Fragmentos de afetos antigos, da infância e juventude quebrada, chocam-se contra
minha alma, chegam no veículo de uma imagem, um cheiro, uma melodia... Não são
lembranças íntegras que se localizam, não se trata da falta específica de
alguém, nem de uma época como um todo. São cacos de peças irreconhecíveis,
irreconstruíveis... Parecem saudade de sensações! Como sei que se tratam de
afetos antigos? Há saudade nelas. Elas não me fazem querer o presente e nem o
futuro. Quando esses fragmentos me atingem, eu tento me concentrar para montar a
imagem inteira, a peça inteira... e reconhecer de que é exatamente a saudade que
me causam. Mas em geral não consigo encontrar e nem continuar sentindo aquele
gosto bom de vida. Isto tem acontecido demais comigo. Suponho que um vazio
presente é como uma tela em branco para que mínimas cores se projetem numa
pintura nunca realista. É como ter chupado uma laranja e depois lembrar dela
numa textura na língua, ou seja, por parte muito pequena do que ela me
propiciou... Será que aquilo que lembro inteiriço na saudade: parentes que se
foram, brincadeiras, amigos distantes... - já se desgastou enquanto sentimento,
já não me provoca, e então sinto falta não dos objetos inteiros, mas de
sensações que estes me causavam? Talvez eu tenha descoberto que a saudade não se faz de figuras inteiras, mas de pedaços. Então não consigo mas ilustrá-las como saudades de um parente falecido. Por exemplo, é possível que eu sinto saudade de uma emoção causada durante uma brincadeira que tive com meu tio, e até então eu nomeava de "saudades de meu tio". Pois assim seria mais fácil expressá-la ante os demais e ante mim mesmo. Nesta hipótese, eu precisava da imagem do meu tio para transformar tal sentimento em algo inteligível, me propiciando uma sensação de compreensão, então parecia saciar determinadas ansiedades que surgem associadas a tais sensações, e também me possibilitaria comunicar tal sentimento com mais facilidade, me entregando uma sensação de comunidade com outras pessoas que manifestassem assim também suas nostalgias. Penso também que compreendendo de uma tal maneira uma determinada coisa, se perde por ela algumas esperanças e se nutre outras de maneira conveniente.

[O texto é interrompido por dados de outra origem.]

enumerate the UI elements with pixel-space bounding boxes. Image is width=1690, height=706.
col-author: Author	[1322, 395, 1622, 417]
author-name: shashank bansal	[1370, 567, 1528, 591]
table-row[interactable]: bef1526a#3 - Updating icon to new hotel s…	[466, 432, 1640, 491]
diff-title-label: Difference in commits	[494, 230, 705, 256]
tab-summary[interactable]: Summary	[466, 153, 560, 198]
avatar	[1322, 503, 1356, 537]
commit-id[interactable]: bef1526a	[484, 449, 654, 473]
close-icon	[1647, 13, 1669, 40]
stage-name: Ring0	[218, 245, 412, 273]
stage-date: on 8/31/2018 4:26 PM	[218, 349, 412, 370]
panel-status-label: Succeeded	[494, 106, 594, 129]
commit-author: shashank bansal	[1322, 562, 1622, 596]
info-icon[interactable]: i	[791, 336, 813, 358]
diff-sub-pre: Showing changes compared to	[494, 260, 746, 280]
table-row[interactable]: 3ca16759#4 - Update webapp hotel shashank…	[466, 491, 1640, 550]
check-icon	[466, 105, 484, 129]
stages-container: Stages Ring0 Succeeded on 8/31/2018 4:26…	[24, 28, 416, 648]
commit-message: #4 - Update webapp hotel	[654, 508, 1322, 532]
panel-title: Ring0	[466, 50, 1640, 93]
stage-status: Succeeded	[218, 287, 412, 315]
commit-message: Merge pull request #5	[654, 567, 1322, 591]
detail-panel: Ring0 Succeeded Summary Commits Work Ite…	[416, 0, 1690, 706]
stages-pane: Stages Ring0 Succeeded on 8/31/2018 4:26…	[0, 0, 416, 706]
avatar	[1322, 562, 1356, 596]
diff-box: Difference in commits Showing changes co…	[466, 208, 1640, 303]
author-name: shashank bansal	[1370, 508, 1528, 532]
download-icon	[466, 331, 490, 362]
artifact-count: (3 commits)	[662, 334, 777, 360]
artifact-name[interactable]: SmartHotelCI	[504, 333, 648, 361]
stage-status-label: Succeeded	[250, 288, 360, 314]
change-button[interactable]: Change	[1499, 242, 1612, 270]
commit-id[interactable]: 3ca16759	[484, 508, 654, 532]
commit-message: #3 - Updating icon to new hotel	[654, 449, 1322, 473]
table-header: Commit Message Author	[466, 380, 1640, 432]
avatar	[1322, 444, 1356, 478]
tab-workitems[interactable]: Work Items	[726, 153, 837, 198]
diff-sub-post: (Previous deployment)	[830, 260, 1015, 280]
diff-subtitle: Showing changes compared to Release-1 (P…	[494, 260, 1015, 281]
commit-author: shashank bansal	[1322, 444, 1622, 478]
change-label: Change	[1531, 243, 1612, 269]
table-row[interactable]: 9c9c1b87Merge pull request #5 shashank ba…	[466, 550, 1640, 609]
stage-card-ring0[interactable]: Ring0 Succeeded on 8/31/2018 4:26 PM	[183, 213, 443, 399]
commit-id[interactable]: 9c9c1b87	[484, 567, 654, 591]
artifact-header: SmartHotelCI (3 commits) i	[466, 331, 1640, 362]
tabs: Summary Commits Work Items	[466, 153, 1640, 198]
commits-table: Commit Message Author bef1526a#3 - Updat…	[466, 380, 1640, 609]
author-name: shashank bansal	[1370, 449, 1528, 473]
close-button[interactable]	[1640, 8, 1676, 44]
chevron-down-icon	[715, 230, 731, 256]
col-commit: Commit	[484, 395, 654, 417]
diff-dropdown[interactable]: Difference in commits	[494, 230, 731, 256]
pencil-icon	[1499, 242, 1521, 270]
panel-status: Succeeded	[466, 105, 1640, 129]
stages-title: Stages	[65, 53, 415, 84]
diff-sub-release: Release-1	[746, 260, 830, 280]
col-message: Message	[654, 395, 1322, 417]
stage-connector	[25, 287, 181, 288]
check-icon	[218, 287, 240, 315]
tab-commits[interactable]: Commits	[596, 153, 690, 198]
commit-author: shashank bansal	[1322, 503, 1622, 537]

É como se eu tivesse a saudade de sentir de uma
tal forma o mundo, e não a saudade de um mundo. Não tenho então a ilusão de poder reviver, mesmo porque se eu pudesse reviver aquilo que se passou comigo, está vivência não tiraria de mim a mesma
apreciação. Da pra entender? Em suma, não é falta da coisa, mas do que ela
parcialmente me causou de sensação!
Tenho sentido isto muito recorrentemente. Por
exemplo, hoje vi a imagem de um cara todo enfaixado na internet e foi como um
caco de algo... De quando eu ficava doente?... De alguma ocasião quando me
machuquei ou alguem se machucou? Que sensação seria essa resgatada a partir da imagem? Uma esperança
de cura? A atenção que eu recebia quando adoecido? Que objeto me causou tal sensação? Ainda posso despertá-la? Não devo tentar sentir algo assim novamente pois não seria possível? Morreu algum dos ingredientes necessários - inocência - para que eu sentisse de tal maneira?
Sinto falta da vontade que eu
tinha da rua, dos amigos, do outro, do entusiasmo com terminar o almoço e
retomar uma brincadeira, o prazer de começar a sonhar com coisas antes de
dormir, num mundo de faz de conta... Bem, isto tem acontecido, e eu sempre tento
mergulhar mais e tentar reconstruir o vivido pra ver se é algo que posso
reencontrar na vida, ou pra me entender melhor... Mas é como num sonho em que as coisas que você quer lhe
escapam e você desperta antes de conseguir alcançá-las.
Saudades são atos desesperados de nossas mentes para manter lembranças vivas.